Publication at Faculty of Medicine in Pilsen |
2013

Abstract

There is a subgroup among head and neck squamous cell carcinomas, which is etiologically linked to the infection of high-risk human papillomavirus (HPV). In recent studies, HPV related squamous cell carcinomas have been placed in a separate group because of their different epidemiology, distinctive histopathological characteristics, therapeutic response and clinical outcome.

The reported prevalence of high-risk HPV in head and neck tumors varies in different studies. This fact occurs mainly due to the absence of a widely accepted consensus for HPV detection in head and neck malignancies.

We present a methodological algorithm for detection of biologically relevant HPV infection: a combination of an immunohistochemical staining of the p16 protein – a surrogate marker for a transforming HPV infection, and a molecular genetic identification of HPV DNA by three different polymerase chain reactions (PCR). The study group consisted of 41 patients with a tumor in head and neck region.

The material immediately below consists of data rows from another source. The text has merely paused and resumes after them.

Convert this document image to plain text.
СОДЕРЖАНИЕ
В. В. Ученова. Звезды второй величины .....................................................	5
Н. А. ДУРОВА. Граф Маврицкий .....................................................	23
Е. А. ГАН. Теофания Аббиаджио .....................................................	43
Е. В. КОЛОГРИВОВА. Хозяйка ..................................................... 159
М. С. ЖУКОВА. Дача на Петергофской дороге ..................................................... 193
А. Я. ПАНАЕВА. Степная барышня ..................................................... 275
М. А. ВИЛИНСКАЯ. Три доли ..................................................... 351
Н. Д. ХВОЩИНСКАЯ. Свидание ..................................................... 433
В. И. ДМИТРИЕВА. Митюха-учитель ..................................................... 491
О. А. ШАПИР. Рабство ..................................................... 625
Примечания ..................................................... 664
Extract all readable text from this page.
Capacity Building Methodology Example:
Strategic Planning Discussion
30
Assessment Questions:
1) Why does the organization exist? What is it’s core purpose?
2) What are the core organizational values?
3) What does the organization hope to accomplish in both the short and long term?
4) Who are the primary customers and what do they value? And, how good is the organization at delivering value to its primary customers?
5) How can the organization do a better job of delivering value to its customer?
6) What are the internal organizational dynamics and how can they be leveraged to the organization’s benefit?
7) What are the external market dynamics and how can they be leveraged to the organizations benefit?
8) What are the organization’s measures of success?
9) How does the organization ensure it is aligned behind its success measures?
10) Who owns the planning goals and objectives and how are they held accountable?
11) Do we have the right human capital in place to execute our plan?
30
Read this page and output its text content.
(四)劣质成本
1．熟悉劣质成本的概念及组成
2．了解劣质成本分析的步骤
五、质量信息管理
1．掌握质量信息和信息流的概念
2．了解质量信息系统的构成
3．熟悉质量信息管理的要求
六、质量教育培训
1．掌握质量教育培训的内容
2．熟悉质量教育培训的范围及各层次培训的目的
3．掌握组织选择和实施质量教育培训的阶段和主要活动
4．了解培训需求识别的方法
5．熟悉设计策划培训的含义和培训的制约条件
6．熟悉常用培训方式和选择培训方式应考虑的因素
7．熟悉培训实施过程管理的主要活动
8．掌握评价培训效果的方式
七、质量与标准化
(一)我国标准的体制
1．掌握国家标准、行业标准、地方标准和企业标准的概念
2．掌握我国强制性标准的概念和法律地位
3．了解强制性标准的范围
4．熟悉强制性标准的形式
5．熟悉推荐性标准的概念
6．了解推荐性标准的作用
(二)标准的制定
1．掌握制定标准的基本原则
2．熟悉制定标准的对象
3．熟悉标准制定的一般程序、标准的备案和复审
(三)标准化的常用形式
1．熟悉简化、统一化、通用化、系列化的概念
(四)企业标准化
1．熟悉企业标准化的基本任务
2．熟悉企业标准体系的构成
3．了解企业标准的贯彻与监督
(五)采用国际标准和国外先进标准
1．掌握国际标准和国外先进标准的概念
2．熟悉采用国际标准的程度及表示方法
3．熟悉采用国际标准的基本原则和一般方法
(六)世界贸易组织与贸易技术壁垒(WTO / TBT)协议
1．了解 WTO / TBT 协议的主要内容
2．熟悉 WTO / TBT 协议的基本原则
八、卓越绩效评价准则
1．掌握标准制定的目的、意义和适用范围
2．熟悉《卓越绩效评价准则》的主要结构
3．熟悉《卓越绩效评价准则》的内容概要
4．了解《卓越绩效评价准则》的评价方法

A verification of detection of biologically relevant HPV infection has been performed in 10 available samples using an alternative approach, which comprised the detection of RNA transcript of HPV by reverse transcription followed by PCR (RT-PCR), and further in situ hybridization (ISH) with a commercial high-risk HPV probe. We have found a high correlation between HPV DNA detection using triple-PCR approach and strong diffuse positivity of the p16 protein (correlation coefficient 0.94) and have confirmed the validity of this algorithm.

In 94 % of HPV related squamous cell carcinomas HPV type 16 was detected. In one case HPV type 33 was identified.

That is in agreement with earlier published data. A more appropriate alternative method for the detection of biologically relevant- transforming HPV infection seems to be RT-PCR, which proved 100 % agreement with the original methodological approach of p16 determination and PCR status.